In early 2007 Windows Vista arrived, promising to be more stable and more secure. It surely was, but at a high cost: it was annoying to use, required far too much user interaction, and didn't work with some popular peripheral products, most especially printers. It had high storage, memory, and processor power requirements compared to the OS it replaced (XP). I won't beat that dead horse; it's been done, and Vista has long since been replaced by an operating system people seem to like.

By this time I'd immersed myself in photography, and used a Windows XP computer for film scanning, all image processing, and printing. The computer was old and slow; a modern replacement was needed. I've described my decision-make process elsewhere—please give that a read to learn why I now use a Mac for my image processing and printing. We still have several Windows XP computers in regular use here, but only one, my storage server, has any connection to my photography business.

The Legacy

The Mac Pro is a workstation-class machine: large, heavy, all metal construction, high-capacity power supply, plenty of room in the chassis for expansion, built like a tank. It was expensive, but insignificantly more than a similarly well-built and equipped Windows system. It's nice looking, in my opinion, but mine sits on the floor between a desk and a file cabinet, so appearance isn't critical. It's extremely quiet, which is important. It has more connectivity options than I can use. Importantly, it works well with my storage server (as mentioned, a Windows machine), and it also works with all three printers here, including a 1999 vintage HP “kitchen table” type of color printer. This printer also works fine with the Windows XP computers here, but both HP and Microsoft dropped support for it when Vista was released. This printer is over ten years old and is rarely used, but it was a nice surprise to discover the Mac OS included adequate drivers for it.

Here's where Steve Jobs's influence affects what I do every day: I don't have to tinker with the Mac. I've never had to resolve a failed Apple Software update installation. I've never had a corrupted file. I don't have to deal with system lock ups, BSODs, or system slow-downs. Perhaps I'm just lucky so far—I know there are plenty of Mac users who have had these problems. In a sense, I don't use the Mac. Instead, I use the applications I need to get things done: e-mail, Web browsing, FTP client and programming editor (for Web site maintenance), “office” application suite, Photoshop and associated applications, address book and calendar, page layout program, and others I use less often. While none of these programs is bug-free and a couple are outright annoying to use, Jobs's legacy is in the simple fact that the Mac “just works” (a much ridiculed phrase, I know), letting me do the work I need to do without thinking about the computer, without any real need to know how it works or what's going on under the hood. I may fight with some application or other, but never with the computer or its operating system. For most of us, and perhaps most of all for artists and other creative people, a computer that gets out of the way so we can create is priceless.

Sunset panorama, Ninepipe NWR, Moise, Montana, U.S.

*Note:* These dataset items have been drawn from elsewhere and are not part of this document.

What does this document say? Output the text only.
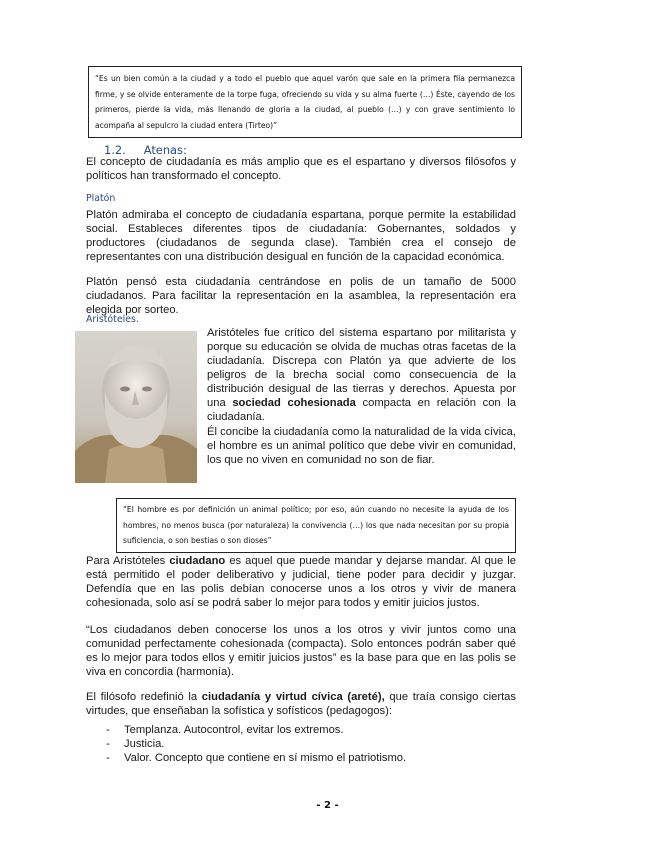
“Es un bien común a la ciudad y a todo el pueblo que aquel varón que sale en la primera fila permanezca firme, y se olvide enteramente de la torpe fuga, ofreciendo su vida y su alma fuerte (…) Éste, cayendo de los primeros, pierde la vida, más llenando de gloria a la ciudad, al pueblo (…) y con grave sentimiento lo acompaña al sepulcro la ciudad entera (Tirteo)”
1.2. Atenas:
El concepto de ciudadanía es más amplio que es el espartano y diversos filósofos y políticos han transformado el concepto.
Platón
Platón admiraba el concepto de ciudadanía espartana, porque permite la estabilidad social. Estableces diferentes tipos de ciudadanía: Gobernantes, soldados y productores (ciudadanos de segunda clase). También crea el consejo de representantes con una distribución desigual en función de la capacidad económica.
Platón pensó esta ciudadanía centrándose en polis de un tamaño de 5000 ciudadanos. Para facilitar la representación en la asamblea, la representación era elegida por sorteo.
Aristóteles.
Aristóteles fue crítico del sistema espartano por militarista y porque su educación se olvida de muchas otras facetas de la ciudadanía. Discrepa con Platón ya que advierte de los peligros de la brecha social como consecuencia de la distribución desigual de las tierras y derechos. Apuesta por una sociedad cohesionada compacta en relación con la ciudadanía.
Él concibe la ciudadanía como la naturalidad de la vida cívica, el hombre es un animal político que debe vivir en comunidad, los que no viven en comunidad no son de fiar.
“El hombre es por definición un animal político; por eso, aún cuando no necesite la ayuda de los hombres, no menos busca (por naturaleza) la convivencia (…) los que nada necesitan por su propia suficiencia, o son bestias o son dioses”
Para Aristóteles ciudadano es aquel que puede mandar y dejarse mandar. Al que le está permitido el poder deliberativo y judicial, tiene poder para decidir y juzgar. Defendía que en las polis debían conocerse unos a los otros y vivir de manera cohesionada, solo así se podrá saber lo mejor para todos y emitir juicios justos.
“Los ciudadanos deben conocerse los unos a los otros y vivir juntos como una comunidad perfectamente cohesionada (compacta). Solo entonces podrán saber qué es lo mejor para todos ellos y emitir juicios justos” es la base para que en las polis se viva en concordia (harmonía).
El filósofo redefinió la ciudadanía y virtud cívica (areté), que traía consigo ciertas virtudes, que enseñaban la sofística y sofísticos (pedagogos):
- Templanza. Autocontrol, evitar los extremos.
- Justicia.
- Valor. Concepto que contiene en sí mismo el patriotismo.
- 2 -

A September sunset at the Ninepipe NWR near Moise, Montana. This was made from nine frames, assembled using Photoshop's PhotoMerge application, with final optimization for printing in Photoshop. The Mac Pro never makes me wait for anything, including the processing of 60+ megapixel images such as this.


One has to wonder what will happen to Apple now that Jobs is gone. I want to believe what he said in his resignation letter. The company has new products in the pipeline, enough to cover the next several years. Jobs was a significant contributor to those. Product planning, development, and release are on-going processes, of course. It won't be long before we'll see products created without Jobs. But I think his influence will live on. I've no doubt "What would Steve do?" will be asked in the halls of Apple's Engineering and Marketing departs for many years to come.